Tim Considine, AIMCO’s CEO, years ago christened the strategy “Dreverizing” and that game plan continues with the properties Drever’s buying today. It’s more than adding new plants or fancy fitness centers. Dreverization also involves revitalizing the communities in which the properties his company brings back to life are located. Clearwater, where Drever’s agent Wood has become involved with the city leaders and private groups dedicated to reviving the city’s economy, is an example of that community focus.

Clearwater’s mayor, Frank Hibbard, who spoke at the grand re-opening of Water’s Edge, voiced the community’s enthusiasm for Concierge’s effort on behalf of both the condos and the city, when he asked what Apple, Microsoft and Water’s Edge all have in common and answered, “They are all opportunities that you would have wanted in on, on the ground floor.”

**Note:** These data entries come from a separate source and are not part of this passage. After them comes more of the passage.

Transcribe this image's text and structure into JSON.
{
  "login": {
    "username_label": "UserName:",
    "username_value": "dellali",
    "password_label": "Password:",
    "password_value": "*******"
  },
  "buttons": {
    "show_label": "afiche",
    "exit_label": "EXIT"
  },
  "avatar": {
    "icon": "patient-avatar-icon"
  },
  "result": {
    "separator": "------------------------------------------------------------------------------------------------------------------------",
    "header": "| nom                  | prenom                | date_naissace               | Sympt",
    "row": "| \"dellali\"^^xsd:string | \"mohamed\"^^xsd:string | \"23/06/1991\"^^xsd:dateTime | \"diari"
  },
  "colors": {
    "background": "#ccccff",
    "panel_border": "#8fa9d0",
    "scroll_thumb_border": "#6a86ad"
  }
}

Nor is such praise from community leaders uncommon for Drever, who has received letters from the mayors of large cities like Houston and Atlanta, congratulating and thanking him for reviving neighborhoods that were dying by acquiring and rehabbing communities other investors would shun, like a gang- and crime-infested apartment community in Alpharetta, where occupancy dropped to around 40 percent when Drever bought it in 2006 and evicted the problem tenants and deadbeats. He gave two apartments, rent-free, to police officers, who maintained a high profile in the community, and hired a patrol service to walk through it at night. Those image-changing efforts, along with major upgrades to the formerly shabby, neglected asset, increased the occupancy to 91 percent, while encouraging its neighbors to do the same.

“We’re glad to take the lead and then for others to follow. That’s how we’ve been able to restore whole neighborhoods. You can’t do it single-handed. It takes decades of experience and you learn from your mistakes,” said the veteran investor. “And now we make fewer mistakes and other people see that they’re not going to be making any mistakes by just following what we’ve done,” Drever said.